Lakes are important places in the landscape for capturing, transforming, emitting, and storing carbon given their small surface area. Human activities in watersheds are causing many lakes and reservoirs to become over-enriched in nutrients. This is called hypereutrophication. Over-enrichment can cause a variety of problems in ecosystems, including changes in carbon cycling. While substantial progress has been made in understanding the processes that control carbon cycling in lakes and reservoirs, relatively little is known about how those processes operate in water bodies with extremely high nutrient concentrations, a condition which is becoming increasingly common. This research is aimed at identifying the key controls on carbon cycling in lakes and reservoirs under extreme nutrient loading. This will help predict how these ecosystems will respond to future environmental stresses. In addition to carbon cycling, lakes and reservoirs also provide important ecosystem services that are threatened by eutrophication.

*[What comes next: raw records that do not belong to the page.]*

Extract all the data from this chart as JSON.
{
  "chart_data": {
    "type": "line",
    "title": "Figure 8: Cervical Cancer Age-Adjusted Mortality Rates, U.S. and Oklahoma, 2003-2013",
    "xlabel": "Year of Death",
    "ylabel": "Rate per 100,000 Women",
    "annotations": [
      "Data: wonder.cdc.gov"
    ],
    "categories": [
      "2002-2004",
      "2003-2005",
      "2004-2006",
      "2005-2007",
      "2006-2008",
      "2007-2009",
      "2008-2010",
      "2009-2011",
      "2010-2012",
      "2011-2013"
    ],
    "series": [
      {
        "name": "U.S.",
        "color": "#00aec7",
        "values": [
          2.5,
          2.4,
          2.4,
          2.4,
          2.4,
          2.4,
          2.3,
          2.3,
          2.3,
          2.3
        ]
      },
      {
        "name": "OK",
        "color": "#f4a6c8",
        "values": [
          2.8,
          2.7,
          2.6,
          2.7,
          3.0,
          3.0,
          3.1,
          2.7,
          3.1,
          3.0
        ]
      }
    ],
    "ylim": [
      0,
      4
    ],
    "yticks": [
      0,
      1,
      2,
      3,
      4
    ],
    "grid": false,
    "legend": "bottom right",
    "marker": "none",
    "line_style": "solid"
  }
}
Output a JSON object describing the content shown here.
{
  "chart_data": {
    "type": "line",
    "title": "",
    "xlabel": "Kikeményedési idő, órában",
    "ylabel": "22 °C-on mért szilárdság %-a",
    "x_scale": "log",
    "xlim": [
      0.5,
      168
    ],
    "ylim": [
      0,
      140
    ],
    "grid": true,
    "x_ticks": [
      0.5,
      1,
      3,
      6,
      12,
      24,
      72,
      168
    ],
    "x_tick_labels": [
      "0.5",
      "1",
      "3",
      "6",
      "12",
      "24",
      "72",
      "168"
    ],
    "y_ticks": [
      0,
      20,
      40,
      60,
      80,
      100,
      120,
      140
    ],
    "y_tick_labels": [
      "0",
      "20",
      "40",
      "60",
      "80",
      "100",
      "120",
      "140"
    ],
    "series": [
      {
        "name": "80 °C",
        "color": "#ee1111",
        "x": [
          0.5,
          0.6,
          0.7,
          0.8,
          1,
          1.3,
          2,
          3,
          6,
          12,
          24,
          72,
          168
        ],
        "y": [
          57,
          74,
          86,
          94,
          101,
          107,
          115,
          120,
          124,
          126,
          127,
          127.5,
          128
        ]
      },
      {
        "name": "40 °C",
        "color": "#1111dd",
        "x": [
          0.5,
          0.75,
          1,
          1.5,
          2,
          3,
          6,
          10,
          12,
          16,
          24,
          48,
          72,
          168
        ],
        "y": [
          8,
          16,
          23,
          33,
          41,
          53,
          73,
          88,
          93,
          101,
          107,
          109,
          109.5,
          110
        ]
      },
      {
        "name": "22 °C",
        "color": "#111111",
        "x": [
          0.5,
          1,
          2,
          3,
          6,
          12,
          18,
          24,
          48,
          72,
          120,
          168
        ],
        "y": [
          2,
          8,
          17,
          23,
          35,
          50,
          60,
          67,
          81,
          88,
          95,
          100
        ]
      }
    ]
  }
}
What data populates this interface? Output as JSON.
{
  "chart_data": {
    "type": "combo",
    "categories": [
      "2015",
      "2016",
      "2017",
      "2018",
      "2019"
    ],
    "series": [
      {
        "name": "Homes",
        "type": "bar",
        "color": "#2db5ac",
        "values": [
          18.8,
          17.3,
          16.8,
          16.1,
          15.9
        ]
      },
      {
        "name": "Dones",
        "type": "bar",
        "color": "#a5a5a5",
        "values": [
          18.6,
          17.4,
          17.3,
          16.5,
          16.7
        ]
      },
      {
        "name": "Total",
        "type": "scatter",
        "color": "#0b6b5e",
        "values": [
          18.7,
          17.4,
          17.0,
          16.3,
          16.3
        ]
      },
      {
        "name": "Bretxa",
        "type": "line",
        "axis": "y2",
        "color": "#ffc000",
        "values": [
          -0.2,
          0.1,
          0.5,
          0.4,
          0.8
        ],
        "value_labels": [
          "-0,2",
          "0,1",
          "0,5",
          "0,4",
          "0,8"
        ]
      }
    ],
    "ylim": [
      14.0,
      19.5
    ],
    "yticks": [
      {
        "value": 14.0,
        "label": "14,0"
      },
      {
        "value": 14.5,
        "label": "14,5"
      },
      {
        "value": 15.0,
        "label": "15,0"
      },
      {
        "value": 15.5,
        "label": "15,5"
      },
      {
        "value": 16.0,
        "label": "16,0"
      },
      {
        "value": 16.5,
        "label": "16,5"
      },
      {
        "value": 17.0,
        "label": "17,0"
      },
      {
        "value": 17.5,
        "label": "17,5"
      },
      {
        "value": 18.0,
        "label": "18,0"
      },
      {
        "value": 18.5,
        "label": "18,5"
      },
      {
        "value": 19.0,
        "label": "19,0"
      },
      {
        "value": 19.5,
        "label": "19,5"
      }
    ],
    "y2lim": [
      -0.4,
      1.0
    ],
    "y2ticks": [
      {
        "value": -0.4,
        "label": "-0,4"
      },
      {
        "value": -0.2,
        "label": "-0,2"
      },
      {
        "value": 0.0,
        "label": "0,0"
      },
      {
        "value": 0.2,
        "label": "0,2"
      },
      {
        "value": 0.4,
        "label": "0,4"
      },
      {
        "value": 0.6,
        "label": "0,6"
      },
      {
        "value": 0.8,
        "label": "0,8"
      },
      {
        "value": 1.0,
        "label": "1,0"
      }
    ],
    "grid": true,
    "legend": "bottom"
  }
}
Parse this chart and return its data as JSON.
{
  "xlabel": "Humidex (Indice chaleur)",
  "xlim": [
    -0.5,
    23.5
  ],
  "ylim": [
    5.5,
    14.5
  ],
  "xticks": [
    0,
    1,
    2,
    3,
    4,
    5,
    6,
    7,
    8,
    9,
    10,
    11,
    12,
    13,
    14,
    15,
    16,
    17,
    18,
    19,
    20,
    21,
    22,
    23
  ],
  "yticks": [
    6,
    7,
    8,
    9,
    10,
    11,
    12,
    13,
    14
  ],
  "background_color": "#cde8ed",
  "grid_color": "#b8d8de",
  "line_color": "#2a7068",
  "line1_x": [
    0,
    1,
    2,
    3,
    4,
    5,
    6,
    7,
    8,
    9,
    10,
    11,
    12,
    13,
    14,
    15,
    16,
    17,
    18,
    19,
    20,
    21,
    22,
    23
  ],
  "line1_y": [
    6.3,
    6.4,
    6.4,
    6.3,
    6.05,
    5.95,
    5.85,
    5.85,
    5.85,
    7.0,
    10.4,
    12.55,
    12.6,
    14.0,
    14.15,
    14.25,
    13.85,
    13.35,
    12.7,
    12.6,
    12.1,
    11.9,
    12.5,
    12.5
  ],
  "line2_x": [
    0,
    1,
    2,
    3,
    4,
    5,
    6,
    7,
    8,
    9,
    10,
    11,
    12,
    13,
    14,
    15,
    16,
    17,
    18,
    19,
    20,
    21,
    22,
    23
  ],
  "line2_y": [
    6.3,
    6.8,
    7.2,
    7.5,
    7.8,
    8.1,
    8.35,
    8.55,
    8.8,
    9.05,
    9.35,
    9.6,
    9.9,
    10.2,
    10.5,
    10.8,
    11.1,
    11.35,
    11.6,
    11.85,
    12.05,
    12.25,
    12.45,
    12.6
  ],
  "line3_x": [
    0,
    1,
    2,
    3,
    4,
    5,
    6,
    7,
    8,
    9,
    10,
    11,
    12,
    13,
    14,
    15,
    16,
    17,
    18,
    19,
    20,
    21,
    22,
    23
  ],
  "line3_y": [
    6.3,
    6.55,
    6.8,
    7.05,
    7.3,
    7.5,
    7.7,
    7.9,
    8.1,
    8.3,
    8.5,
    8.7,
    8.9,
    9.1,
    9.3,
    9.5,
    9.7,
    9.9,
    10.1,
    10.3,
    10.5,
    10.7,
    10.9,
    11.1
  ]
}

Managing freshwater resources to protect ecosystem services is vital for societal well-being. Yet, decisions about freshwater resources require educated water stewards working at the local level. This project will provide extensive training in aquatic ecosystem management to local water stewards, empowering their communities to make informed, data-driven decisions about lake and watershed management.
In order to identify when and where the important drivers of carbon cycling are operating in lakes under extreme nutrient enrichment, high frequency sensors will be deployed in high-nutrient lakes to capture carbon cycling dynamics throughout the entire year. One of the focal study lakes is located on the Iowa State University campus. The live-streaming data and monitoring activities will be incorporated into educational opportunities across campus. An additional 20 lake-years of high frequency data will be collected through a lake management education and volunteer training program for local water stewards. All of the sensor-based measurements will be paired with less frequent synoptic sampling to quantify the pools of carbon and nutrients entering and cycling in the lakes. These time series will be used to quantify the aerobic, anaerobic, and physical transport processes controlling carbon cycling dynamics and to determine the environmental drivers of carbon cycling rates. This information, combined with long term water quality monitoring data from 130 lakes embedded in a nutrient-rich landscape, will be used to estimate aquatic carbon cycling rates at a regional scale.
This award reflects NSF's statutory mission and has been deemed worthy of support through evaluation using the Foundation's intellectual merit and broader impacts review criteria.